Unnamed: 0,rank,location,snowfall,state,city,lat,long,elevation
23,24,BURLINGTON,80.9,VT,Burlington,44.472399,-73.211494,52.2
47,48,DENVER,59.6,CO,Denver,39.739154,-104.984703,1608.6
48,49,SALT LAKE CITY,58.2,UT,Salt Lake City,40.767013,-111.890431,1314.9
72,73,MILFORD,45.1,UT,Milford,38.396911,-113.010789,1515.2
91,92,COLORADO SPRINGS,40.8,CO,Colorado Springs,38.833958,-104.825349,1831.7
110,111,ALAMOSA,32.5,CO,Alamosa,37.469877,-105.869601,2299.6
111,112,PUEBLO,32.5,CO,Pueblo,38.254447,-104.609141,1425.5
138,139,GRAND JUNCTION,23.4,CO,Grand Junction,39.063956,-108.550732,1400.0


Finally, create a pivot of the data that focuses only on the relevant summary data

In [5]:
df1_pivot = pd.pivot_table(df1, values='snowfall', index='state',
                            aggfunc=['count', 'mean', 'max'])

print(df1_pivot)

         count     mean      max
      snowfall snowfall snowfall
state                           
CO           5    37.76     59.6
UT           2    51.65     58.2
VT           1    80.90     80.9


### Analyze
1. There is not enough data to do a 1-way ANOVA. The experiment is not a failure; it has a few pieces of information.

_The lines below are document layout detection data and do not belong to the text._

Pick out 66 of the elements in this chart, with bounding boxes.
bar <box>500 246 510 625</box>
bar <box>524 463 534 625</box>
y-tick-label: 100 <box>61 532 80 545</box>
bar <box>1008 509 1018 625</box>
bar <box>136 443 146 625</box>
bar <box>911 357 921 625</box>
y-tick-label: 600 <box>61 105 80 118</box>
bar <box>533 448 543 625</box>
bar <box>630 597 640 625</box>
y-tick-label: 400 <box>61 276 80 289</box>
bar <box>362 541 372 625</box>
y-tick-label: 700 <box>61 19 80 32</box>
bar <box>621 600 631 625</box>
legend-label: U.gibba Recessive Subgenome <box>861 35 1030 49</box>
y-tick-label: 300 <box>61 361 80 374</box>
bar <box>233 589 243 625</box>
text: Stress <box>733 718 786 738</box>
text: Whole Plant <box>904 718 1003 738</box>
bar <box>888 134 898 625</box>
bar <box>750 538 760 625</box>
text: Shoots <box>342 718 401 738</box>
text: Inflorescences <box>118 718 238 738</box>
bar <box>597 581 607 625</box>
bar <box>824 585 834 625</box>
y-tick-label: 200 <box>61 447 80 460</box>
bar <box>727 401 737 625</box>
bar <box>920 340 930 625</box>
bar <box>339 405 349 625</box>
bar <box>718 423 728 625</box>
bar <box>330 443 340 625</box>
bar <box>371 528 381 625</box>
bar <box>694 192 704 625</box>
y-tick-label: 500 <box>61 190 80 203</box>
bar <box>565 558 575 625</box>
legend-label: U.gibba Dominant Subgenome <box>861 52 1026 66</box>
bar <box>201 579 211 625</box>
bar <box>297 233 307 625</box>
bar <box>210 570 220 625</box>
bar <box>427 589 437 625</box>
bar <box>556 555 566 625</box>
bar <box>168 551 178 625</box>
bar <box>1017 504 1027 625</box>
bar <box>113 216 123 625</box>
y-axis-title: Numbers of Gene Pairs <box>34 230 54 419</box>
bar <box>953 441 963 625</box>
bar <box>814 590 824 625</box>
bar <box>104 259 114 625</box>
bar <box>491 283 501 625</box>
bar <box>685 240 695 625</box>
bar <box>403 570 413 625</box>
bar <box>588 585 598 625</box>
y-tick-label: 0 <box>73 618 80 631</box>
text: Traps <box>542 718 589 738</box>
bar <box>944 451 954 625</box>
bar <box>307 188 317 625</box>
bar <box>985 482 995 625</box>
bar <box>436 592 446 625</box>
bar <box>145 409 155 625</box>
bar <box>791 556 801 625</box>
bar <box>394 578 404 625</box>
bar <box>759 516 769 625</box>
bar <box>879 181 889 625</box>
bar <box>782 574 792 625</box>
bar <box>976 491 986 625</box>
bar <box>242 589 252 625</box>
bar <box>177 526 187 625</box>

2. There is not enough data

3. There is a small possibility that VT gets more snow on average than either CO or UT

Our degree of belief in the conclusion drawn from (2) is very small because of (1)

The notion of degree of belief is central to scientific thinking. It is somehow a part of our human nature to believe statements that have little to no supporting evidence. In science the word belief, with respect to a hypothesis is proportional to the evidence. With more evidence available, ideally, from repeated experiments, one’s degree of belief should change. Evidence is derived from the process described above and if we have none then we are stuck at the question stage and a proper scientific hypothesiscannot be made.

The other important side to degree of belief is that it never caps out at 100 percent certainty. Some hypotheses have become laws like Newton’s Law of Gravitation, but most natural phenomena in the world outside of physics cannot be explained as a law.

A hypothesis is the simplest explanation of a phenomenon. A scientific theory is an in-depth explanation of the observed phenomenon. Do not be mistaken with the word theory, there can be sufficient evidence that your degree of belief all but touches 100%, and is plenty for decision making purposes. A built-in safeguard for scientific thought is that our degree of belief does not reach 100%, which leaves some room to find new evidence that could move the dial in the other direction.

There are additional factors like external peer review that help ensure the integrity of the scientific method and in the case of implementing a model for a specific business task this could mean assigning reviewers for a pull request or simply asking other qualified individuals to check over your work.